The miRNA-185-5p inhibitor, identified in our previous study and extracted from exosomes, was encapsulated in liposomes functionalized with a cardiac-targeting peptide. This system was used in both in vitro and in vivo models of DCM induced by doxorubicin (DOX). We evaluated the effects of this treatment on cardiac function, apoptosis, cuproptosis, oxidative stress, and fibrosis using echocardiography, histological analysis, Western blotting, and biochemical assays.

RESULTS

In vitro experiments demonstrated that the Lipo@miR-185-5p inhibitor markedly attenuated apoptosis and cuproptosis in H9C2 cells and iPSC-derived cardiomyocytes, with a 42.6% reduction in apoptotic cell rates and over 50% downregulation of cuproptosis-related markers (both P < 0.01).

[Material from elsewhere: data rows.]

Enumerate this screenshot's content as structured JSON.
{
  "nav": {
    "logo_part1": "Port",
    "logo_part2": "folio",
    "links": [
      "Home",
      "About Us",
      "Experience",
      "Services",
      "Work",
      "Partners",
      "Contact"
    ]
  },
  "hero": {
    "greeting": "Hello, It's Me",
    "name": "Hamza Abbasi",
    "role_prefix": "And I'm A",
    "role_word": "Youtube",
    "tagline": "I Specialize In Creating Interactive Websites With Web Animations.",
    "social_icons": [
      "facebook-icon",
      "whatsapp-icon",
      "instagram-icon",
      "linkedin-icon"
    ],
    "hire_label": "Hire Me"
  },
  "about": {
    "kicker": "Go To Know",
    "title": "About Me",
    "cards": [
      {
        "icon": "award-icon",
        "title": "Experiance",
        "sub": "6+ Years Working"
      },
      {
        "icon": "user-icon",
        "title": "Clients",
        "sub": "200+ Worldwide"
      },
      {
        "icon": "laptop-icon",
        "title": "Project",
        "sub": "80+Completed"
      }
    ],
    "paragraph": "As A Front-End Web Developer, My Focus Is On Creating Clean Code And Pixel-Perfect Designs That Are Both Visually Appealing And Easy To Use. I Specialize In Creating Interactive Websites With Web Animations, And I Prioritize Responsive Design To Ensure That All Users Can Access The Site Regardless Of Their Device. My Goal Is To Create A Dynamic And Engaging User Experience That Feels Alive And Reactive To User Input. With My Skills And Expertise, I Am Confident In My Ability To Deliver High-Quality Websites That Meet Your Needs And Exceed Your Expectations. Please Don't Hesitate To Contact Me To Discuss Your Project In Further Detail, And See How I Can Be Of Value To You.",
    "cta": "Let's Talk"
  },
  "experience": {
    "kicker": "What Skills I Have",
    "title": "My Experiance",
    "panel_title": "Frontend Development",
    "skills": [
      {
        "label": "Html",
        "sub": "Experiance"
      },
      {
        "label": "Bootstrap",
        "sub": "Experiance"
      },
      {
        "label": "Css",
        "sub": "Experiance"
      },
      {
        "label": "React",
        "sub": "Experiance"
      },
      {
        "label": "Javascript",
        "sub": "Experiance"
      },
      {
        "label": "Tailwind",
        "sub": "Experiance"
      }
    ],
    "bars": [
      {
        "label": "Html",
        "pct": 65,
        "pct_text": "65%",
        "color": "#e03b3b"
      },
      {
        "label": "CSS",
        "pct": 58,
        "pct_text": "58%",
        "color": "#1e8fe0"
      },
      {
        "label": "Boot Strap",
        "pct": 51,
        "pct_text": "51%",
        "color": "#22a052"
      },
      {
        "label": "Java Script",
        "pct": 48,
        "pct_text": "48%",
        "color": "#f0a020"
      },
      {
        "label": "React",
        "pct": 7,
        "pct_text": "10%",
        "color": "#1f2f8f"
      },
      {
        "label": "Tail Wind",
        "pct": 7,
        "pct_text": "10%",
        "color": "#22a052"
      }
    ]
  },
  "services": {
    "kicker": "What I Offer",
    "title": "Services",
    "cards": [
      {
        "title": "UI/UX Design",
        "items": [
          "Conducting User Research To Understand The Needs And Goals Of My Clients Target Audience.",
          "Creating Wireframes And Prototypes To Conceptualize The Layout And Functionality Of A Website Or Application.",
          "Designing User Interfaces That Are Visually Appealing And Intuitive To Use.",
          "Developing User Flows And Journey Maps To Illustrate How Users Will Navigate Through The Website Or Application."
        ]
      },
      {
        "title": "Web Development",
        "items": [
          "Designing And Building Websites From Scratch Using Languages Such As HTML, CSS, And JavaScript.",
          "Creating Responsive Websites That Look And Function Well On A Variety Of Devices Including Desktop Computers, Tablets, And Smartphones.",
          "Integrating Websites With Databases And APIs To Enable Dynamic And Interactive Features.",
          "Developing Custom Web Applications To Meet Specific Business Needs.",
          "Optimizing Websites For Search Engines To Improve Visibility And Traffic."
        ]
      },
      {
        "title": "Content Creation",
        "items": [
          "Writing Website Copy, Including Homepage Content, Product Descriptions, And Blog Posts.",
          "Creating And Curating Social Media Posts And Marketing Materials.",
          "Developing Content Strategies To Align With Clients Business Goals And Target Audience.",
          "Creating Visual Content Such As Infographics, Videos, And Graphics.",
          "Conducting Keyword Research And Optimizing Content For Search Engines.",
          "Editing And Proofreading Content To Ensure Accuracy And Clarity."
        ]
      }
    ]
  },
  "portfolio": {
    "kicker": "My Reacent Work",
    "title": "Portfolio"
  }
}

In vivo, the targeted liposomal formulation significantly improved cardiac function in DOX-induced DCM mice, as evidenced by a 27.3% increase in left ventricular ejection fraction (LVEF) and a 36.5% reduction in myocardial fibrosis area (P < 0.01), along with enhanced survival. These findings underscore the therapeutic potential of this targeted delivery strategy for the treatment of dilated cardiomyopathy.

CONCLUSION

Lipo@miR-185-5p inhibitor, utilizing exosome-derived miRNA and targeted liposomal delivery, effectively alleviates DCM-induced myocardial dysfunction. This approach represents a promising therapeutic strategy for cardiovascular diseases by targeting specific molecular mechanisms involved in heart failure.